What I'm driving at is this: Just because someone can look at a problem and find a single solution does not mean that they are terrorists, inclined to be terrorists, or even that a techie is inclined to be violent. The article in particular and the study in general seem to lack a basic understanding of the "common sense of engineering" (just as there is a "common sense of IT" ("Is it plugged in? Is it powered on?") and a "common sense of medicine" ("Air goes in and out. Blood goes 'round and 'round. Any deviation in these is a bad thing."), for example), which I think can be neatly summed up by the statement "One solution at a time."
Besides, I have to wonder if Gambetta and Hertog ever thought to ask the question "Do terrorist groups recruit engineers more than people in other professions because their skillsets are practical and relevant to their short term plans?" I also have to call into question their sample set - is it skewed in a particular direction? How was the data gathered?

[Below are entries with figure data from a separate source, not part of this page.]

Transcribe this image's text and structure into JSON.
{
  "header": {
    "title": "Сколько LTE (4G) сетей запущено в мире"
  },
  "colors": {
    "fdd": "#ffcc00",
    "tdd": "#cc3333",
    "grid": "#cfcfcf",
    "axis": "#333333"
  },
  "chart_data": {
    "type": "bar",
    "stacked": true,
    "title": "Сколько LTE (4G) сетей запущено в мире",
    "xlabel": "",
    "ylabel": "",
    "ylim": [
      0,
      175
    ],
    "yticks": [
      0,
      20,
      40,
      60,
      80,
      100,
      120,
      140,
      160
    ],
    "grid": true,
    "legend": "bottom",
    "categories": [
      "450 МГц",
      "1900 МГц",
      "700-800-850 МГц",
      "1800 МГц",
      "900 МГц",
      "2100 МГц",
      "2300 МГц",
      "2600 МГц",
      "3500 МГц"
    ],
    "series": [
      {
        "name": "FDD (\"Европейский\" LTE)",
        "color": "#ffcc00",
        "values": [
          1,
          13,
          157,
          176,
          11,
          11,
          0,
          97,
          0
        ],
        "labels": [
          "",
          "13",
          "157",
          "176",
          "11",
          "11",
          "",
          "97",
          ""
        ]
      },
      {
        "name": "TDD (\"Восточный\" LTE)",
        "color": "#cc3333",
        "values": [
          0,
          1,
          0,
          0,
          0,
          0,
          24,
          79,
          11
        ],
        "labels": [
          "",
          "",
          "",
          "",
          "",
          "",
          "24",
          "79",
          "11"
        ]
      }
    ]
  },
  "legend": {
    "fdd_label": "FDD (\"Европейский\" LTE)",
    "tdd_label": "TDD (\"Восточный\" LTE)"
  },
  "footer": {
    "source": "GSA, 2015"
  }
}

On top of all of this, would it not make sense to a terrorist organization to recruit very intelligent people on the premise that they are less likely to get caught, and thus not bring the entire organization down? Pluswhich, by recruiting very intelligent people, it would stand to reason that they would thus be able to accomplish more due to the fact that they had neither blown themselves up nor gotten arrested.
All this article really does is make techies seem a bit less trustworthy because of their basic problem solving skills, a worthless and counterproductive act, indeed.